The sheer stupidity of the “supplier bullying” we seem to be seeing more and more often continues to amaze me. Tesco hit the headlines last year with the innovative methods they appear to have used to both boost their own apparent success and extract more cash from their suppliers. Then we had Premier Foods, who had to back down under media pressure after writing to their suppliers demanding money simply for the privilege of having a chance to do business with them.
“Sainsbury's is accused of delaying payment to contractors that built and refitted its stores, the Sunday Times alleged. The supermarket chain wrote to contractors through the law firm Dentons, increasing to 82 days from 30 days the time contractors must wait for payment”.
That could be enough to put some smaller suppliers out of business - is that something Sainsbury's and the rest think about? There's nothing wrong with tough negotiation and most readers (as well as Spend Maters) are working quite happily in the capitalist system, so in a sense of course we should not object philosophically to this. If you can take more value from your suppliers, why not do that? It’s all about power in the supply chain, as Professor Andrew Cox would say.
But there are surely some ethical lines that shouldn’t be crossed here, as well as legal. And what is even more questionable is whether these tactics even in reality deliver value to the instigators.
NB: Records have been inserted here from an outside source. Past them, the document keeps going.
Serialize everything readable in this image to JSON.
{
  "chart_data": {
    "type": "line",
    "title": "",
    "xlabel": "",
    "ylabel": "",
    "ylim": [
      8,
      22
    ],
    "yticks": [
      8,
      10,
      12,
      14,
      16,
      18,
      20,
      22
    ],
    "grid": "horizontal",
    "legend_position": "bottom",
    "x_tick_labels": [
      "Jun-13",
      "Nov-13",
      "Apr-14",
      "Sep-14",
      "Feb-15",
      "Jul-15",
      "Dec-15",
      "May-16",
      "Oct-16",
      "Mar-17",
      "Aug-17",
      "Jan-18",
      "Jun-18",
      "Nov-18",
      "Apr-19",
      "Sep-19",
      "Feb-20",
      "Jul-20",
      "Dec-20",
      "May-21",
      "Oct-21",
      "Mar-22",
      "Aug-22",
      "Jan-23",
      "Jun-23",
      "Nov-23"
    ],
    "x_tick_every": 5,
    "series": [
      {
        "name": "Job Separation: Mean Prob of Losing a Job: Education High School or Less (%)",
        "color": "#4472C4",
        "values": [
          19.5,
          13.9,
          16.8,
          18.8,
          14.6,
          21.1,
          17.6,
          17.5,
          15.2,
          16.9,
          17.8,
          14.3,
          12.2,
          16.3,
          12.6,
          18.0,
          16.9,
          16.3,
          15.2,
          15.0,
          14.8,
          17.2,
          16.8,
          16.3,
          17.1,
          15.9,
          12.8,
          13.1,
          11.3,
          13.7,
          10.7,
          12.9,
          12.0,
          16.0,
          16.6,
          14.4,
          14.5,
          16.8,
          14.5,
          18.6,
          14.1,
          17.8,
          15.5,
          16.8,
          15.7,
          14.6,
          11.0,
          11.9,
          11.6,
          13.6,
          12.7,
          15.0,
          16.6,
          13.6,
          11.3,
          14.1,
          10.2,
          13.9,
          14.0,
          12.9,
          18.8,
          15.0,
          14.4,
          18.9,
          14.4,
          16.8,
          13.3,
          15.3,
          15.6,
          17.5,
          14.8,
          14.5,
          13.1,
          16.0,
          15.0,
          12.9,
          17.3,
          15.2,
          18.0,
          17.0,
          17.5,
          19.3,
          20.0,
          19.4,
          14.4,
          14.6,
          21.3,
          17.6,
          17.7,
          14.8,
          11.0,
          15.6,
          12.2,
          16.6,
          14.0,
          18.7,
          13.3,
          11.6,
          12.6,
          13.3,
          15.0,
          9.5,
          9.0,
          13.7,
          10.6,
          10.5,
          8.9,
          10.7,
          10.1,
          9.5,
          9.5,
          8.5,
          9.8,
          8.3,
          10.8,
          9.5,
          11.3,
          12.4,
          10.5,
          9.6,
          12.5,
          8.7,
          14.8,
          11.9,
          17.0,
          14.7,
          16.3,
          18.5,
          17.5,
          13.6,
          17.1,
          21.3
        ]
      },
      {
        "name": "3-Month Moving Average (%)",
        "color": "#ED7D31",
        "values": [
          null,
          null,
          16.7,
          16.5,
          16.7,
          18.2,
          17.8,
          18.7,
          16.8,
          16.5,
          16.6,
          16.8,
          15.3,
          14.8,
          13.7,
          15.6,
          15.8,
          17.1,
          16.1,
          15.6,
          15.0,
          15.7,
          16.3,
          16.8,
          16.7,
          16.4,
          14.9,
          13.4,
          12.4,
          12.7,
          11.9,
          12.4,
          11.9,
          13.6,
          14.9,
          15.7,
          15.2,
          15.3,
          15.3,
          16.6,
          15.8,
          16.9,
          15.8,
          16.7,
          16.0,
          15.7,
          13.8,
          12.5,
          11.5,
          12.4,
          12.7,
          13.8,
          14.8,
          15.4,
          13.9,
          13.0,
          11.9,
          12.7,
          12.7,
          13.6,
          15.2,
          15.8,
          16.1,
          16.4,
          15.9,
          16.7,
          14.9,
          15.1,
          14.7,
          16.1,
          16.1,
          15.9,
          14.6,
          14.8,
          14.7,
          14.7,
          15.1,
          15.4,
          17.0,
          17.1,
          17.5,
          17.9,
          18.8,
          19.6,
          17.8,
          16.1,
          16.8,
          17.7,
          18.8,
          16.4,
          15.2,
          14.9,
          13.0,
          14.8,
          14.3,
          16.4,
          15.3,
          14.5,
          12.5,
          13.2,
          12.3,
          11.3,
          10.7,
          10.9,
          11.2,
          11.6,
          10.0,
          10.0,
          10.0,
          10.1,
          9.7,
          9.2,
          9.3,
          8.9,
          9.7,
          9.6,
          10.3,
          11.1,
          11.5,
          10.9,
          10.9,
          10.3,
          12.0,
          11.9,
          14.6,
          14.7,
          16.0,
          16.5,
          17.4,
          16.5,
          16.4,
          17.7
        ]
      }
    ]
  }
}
Because anyone who thinks that most suppliers (those who don't go out of business anyway) who are treated like this won't get that value back is delusional.
If you extend my payment terms unilaterally, with no quid pro quo, I will increase my prices. Or if business is good, I might just decide I don't want to work with you. If I was really unscrupulous, and really annoyed, I might even try a little bit of sabotage - I know from personal experience how easy it would be for a raw material supplier to the food industry to do that, by the way.
And what I certainly won't do is provide you any additional advantage through innovation, access to new ideas, additional quality, or customer service above and beyond the bare minimum to meet the contract. Relationships do matter – not because there is anything intrinsically wonderful about having a good relationship with your supplier, but because relationships lead to other advantages.
Last year we saw proof of this, with the excellent work done by Professor John Henke in the automotive industry. With data from 25 years or surveys and research, he proved the benefits of good supplier relationships. We wrote quite a lot about that – start here if you want a recap.
So has anyone in senior management, procurement or indeed more widely, in these firms mentioned above, taken the time to read this material? It doesn’t look like it. My other personal take is that these moves are one great big ”sell” signal in share price and financial terms. For a firm to be doing this sort of thing just smacks of desperation. Perhaps if investors start reacting in that way, then firms will think twice about using these tactics. And perhaps CIPS needs to start throwing out a few members too for unethical behaviour, but let’s leave that thought for another day.